Le blocage du détroit d’Ormuz, bordé par cinq pays membres de l’Organisation des pays exportateurs de pétrole (Opep) – l’Arabie saoudite, l’Iran, l’Irak, le Koweït et les Émirats arabes unis – et deux autres producteurs, le Qatar et Oman, déstabilise l’ensemble de l’économie mondiale. Près de 20 % du brut mondial, 20 % du gaz naturel liquéfié (GNL), 30 % en gaz de pétrole liquéfié circulent via cet axe maritime.
Le commerce est également touché. Plusieurs géants du transport maritime dont le danois Maersk, le français CMA CGM, le chinois Cosco, l’allemand Hapag-Lloyd et l’italo-suisse MSC ont suspendu leur réservation dans la région et déroutent leurs navires vers l’Afrique. Cela pèse sur les transports de marchandises, dont 30 % des engrais mondiaux, des matières premières, des produits chimiques, le textile, l’automobile ou l’agro-alimentaire passent par le détroit.
… et commerciale
L’industrie européenne va être fragilisée. « Plus globalement dans un contexte de crise, c’est la peur qui imprègne les marchés. Elle fait ressurgir le spectre d’une crise comparable aux chocs pétroliers de 1973-1974 et de 1979, qui avaient précipité l’économie mondiale dans la récession.

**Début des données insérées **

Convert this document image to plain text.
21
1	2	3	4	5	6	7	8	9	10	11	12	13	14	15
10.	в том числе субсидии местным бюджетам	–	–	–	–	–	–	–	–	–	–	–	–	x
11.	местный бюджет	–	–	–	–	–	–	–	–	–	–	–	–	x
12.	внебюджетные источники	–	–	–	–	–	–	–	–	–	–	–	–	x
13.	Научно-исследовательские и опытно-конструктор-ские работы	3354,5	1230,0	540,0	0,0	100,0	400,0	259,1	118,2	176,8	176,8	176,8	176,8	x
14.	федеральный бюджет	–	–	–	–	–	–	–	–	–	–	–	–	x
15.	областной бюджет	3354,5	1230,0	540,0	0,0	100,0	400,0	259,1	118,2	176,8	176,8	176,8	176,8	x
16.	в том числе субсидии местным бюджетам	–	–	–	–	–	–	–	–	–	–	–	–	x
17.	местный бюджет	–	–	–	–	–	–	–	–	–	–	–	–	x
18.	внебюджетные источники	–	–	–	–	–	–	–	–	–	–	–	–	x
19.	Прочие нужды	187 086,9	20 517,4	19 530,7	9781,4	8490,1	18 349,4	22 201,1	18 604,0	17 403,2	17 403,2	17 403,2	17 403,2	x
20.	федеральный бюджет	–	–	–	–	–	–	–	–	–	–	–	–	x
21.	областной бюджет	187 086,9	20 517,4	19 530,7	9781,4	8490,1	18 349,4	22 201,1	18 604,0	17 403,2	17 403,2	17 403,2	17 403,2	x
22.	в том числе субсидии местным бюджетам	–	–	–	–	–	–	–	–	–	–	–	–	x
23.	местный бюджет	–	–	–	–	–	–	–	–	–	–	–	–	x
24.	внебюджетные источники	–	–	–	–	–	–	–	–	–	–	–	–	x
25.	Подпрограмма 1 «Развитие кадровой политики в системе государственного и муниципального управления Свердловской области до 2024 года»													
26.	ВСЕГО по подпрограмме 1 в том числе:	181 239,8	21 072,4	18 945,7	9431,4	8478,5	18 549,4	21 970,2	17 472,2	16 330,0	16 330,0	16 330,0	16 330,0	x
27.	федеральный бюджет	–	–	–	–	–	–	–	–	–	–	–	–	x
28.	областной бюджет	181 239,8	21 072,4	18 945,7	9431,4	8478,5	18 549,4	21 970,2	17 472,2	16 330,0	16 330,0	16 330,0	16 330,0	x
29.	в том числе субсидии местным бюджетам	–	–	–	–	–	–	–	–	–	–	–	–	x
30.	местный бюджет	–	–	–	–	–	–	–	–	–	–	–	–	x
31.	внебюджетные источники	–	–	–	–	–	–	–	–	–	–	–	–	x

Elle révèle notamment l’importance toujours prégnante du pétrole pour les économies et la nécessité d’accélérer les politiques de décarbonation du secteur du transport. La décarbonation est le meilleur levier pour limiter les conséquences des risques géopolitiques sur les marchés pétroliers », analyse Emmanuel Hache, directeur de recherche à l’Iris sur la géopolitique des énergies.
Devant le risque d’une crise prolongée, les ministres des Finances du G7 se sont réunis le 9 mars sous présidence française. Les 32 pays de l’Agence internationale de l’énergie (AIE) – dont les Etats-Unis – , ont annoncé mercredi le déblocage 400 millions de barils – un record – dans leurs réserves stratégiques. Cet outil a été créé en 1973, en plein choc pétrolier, par l’Organisation de coopération et de développement économiques (OCDE) sous l’égide de l’Agence internationale de l’énergie (AIE). Les 32 pays membres sont censés disposer de réserves pouvant couvrir quatre-vingt-dix jours d’importation nette d’hydrocarbures.

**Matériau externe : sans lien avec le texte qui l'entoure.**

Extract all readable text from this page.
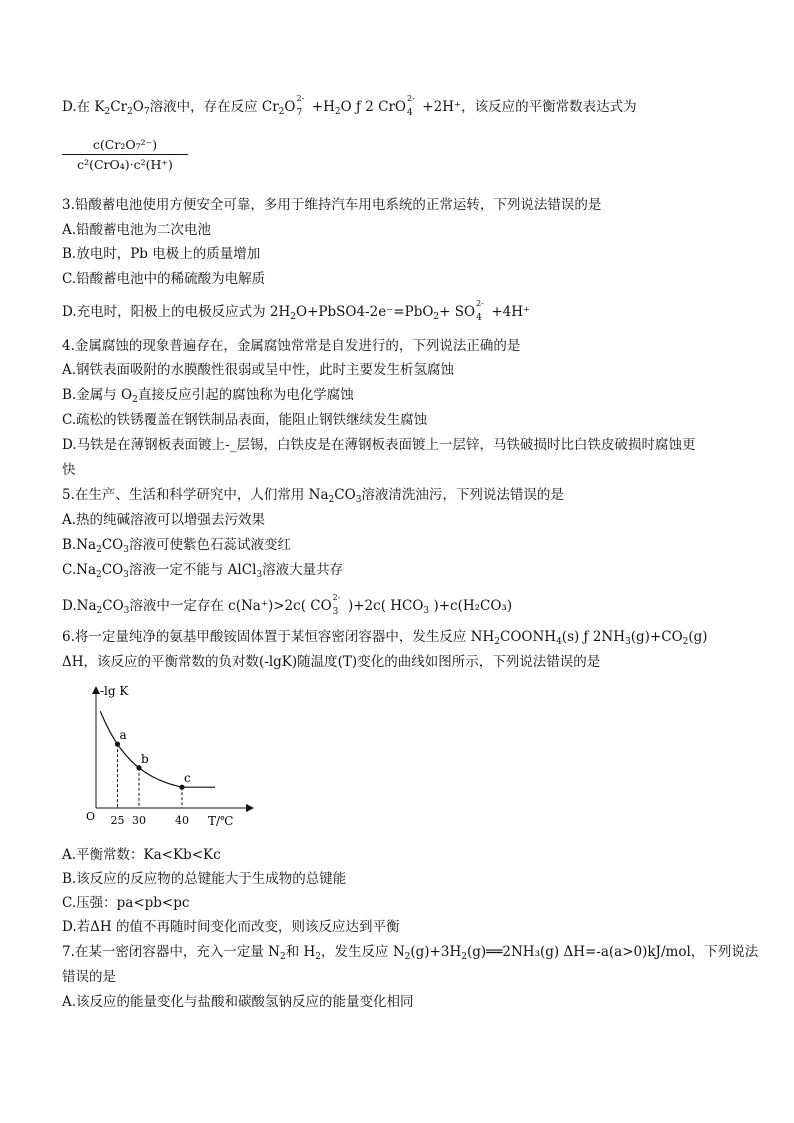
D.在 $K_2Cr_2O_7$溶液中，存在反应 $Cr_2O$ 7
2-
$+H_2O$ ƒ 2 CrO 4
2-
+2H⁺，该反应的平衡常数表达式为
c(Cr₂O₇²⁻)
c²(CrO₄)·c²(H⁺)
3.铅酸蓄电池使用方便安全可靠，多用于维持汽车用电系统的正常运转，下列说法错误的是
A.铅酸蓄电池为二次电池
B.放电时，Pb 电极上的质量增加
C.铅酸蓄电池中的稀硫酸为电解质
D.充电时，阳极上的电极反应式为 $2H_2O+PbSO4-2e^-=PbO_2+$ SO 4
2-
+4H⁺
4.金属腐蚀的现象普遍存在，金属腐蚀常常是自发进行的，下列说法正确的是
A.钢铁表面吸附的水膜酸性很弱或呈中性，此时主要发生析氢腐蚀
B.金属与 $O_2$直接反应引起的腐蚀称为电化学腐蚀
C.疏松的铁锈覆盖在钢铁制品表面，能阻止钢铁继续发生腐蚀
D.马铁是在薄钢板表面镀上-_层锡，白铁皮是在薄钢板表面镀上一层锌，马铁破损时比白铁皮破损时腐蚀更
快
5.在生产、生活和科学研究中，人们常用 $Na_2CO_3$溶液清洗油污，下列说法错误的是
A.热的纯碱溶液可以增强去污效果
$B.Na_2CO_3$溶液可使紫色石蕊试液变红
$C.Na_2CO_3$溶液一定不能与 AlCl$_3$溶液大量共存
$D.Na_2CO_3$溶液中一定存在 c(Na⁺)>2c( CO 3
2-
)+2c( $HCO_3$ )+c(H₂CO₃)
6.将一定量纯净的氨基甲酸铵固体置于某恒容密闭容器中，发生反应 $NH_2COONH_4(s)$ ƒ $2NH_3(g)+CO_2(g)$
ΔH，该反应的平衡常数的负对数(-lgK)随温度(T)变化的曲线如图所示，下列说法错误的是
-lg K
T/℃
O
a
25
b
30
c
40
A.平衡常数：Ka<Kb<Kc
B.该反应的反应物的总键能大于生成物的总键能
C.压强：pa<pb<pc
D.若ΔH 的值不再随时间变化而改变，则该反应达到平衡
7.在某一密闭容器中，充入一定量 $N_2$和 $H_2$，发生反应 $N_2(g)+3H_2(g)══2NH_3(g)$ ΔH=-a(a>0)kJ/mol，下列说法
错误的是
A.该反应的能量变化与盐酸和碳酸氢钠反应的能量变化相同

Mais les pays du Golfe réduisent actuellement leur production pétrolière d’au moins 10 millions de barils par jour (mb/j), en raison du blocage du détroit d’Ormuz, soit “la plus importante perturbation” de l’approvisionnement en or noir de l’histoire, a estimé jeudi 12 mars l’AIE. Et les prix du pétrole continuent de flamber.

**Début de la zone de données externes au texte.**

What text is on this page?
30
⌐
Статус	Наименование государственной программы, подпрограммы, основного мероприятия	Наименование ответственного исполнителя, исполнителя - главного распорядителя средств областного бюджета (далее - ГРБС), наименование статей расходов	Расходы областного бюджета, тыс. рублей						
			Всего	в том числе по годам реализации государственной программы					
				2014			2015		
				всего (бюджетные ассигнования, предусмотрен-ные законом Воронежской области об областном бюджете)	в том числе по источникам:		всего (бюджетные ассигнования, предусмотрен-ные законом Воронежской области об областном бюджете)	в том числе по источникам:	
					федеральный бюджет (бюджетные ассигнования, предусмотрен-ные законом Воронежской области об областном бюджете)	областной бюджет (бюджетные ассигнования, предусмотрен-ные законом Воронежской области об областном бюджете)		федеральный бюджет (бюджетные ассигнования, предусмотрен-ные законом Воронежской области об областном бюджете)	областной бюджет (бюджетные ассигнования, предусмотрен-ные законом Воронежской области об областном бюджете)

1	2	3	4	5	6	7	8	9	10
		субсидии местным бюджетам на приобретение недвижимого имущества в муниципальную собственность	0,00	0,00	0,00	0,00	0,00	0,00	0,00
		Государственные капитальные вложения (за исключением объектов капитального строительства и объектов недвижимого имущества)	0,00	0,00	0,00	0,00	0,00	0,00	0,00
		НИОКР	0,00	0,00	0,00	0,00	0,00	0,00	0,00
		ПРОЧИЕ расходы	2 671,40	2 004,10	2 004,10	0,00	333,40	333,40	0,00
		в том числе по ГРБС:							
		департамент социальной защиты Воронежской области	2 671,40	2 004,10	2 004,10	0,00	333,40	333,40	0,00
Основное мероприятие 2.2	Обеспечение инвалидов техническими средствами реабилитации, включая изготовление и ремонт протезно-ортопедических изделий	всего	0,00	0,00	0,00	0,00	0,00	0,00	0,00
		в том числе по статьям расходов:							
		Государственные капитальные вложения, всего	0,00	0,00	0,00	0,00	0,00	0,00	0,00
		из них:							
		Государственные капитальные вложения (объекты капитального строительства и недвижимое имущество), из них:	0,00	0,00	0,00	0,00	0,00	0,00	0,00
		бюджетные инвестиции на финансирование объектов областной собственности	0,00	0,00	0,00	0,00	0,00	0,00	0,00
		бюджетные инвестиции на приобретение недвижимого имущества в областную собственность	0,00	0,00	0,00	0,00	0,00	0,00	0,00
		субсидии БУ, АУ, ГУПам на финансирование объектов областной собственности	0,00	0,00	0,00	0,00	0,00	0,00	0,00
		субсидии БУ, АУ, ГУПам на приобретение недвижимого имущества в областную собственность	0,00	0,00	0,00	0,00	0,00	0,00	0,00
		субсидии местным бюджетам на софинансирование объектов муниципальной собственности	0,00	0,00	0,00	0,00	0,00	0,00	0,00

En Iran, l’aile dure du pouvoir aux commandes
Malgré les risques assumés, derrière la guerre en Iran, l’un des enjeux pour Donald Trump reste l’hégémonie économique mondiale et le contrôle des ressources. Les Iraniens en payent le prix fort. Les bombardements quotidiens sur l’ensemble du pays ont déjà fait près de 1 300 morts en dix jours, selon les autorités iraniennes. Le peuple iranien a subi depuis le début de l’année une répression sans précédent. La sociologue Somayeh Rostampour expliquait dans « l’Humanité » : « Washington et Tel-Aviv souhaitent un changement de régime. Les Iraniens aussi. Mais cela ne veut pas dire qu’ils souhaitent une guerre. »
Pour l’instant, la République islamique tient et fonctionne. Après la mort du guide l’ayatollah Ali Khamenei, un nouveau chef a été choisi par l’Assemblée des Experts, qui réunit 88 membres : son fils, Mojtaba Khamenei. Il marque une continuité et représente l’aile dure du pouvoir, lui qui a servi dans les corps des gardiens de la révolution. Une refonte du régime est donc à exclure et certains craignent au contraire une radicalisation.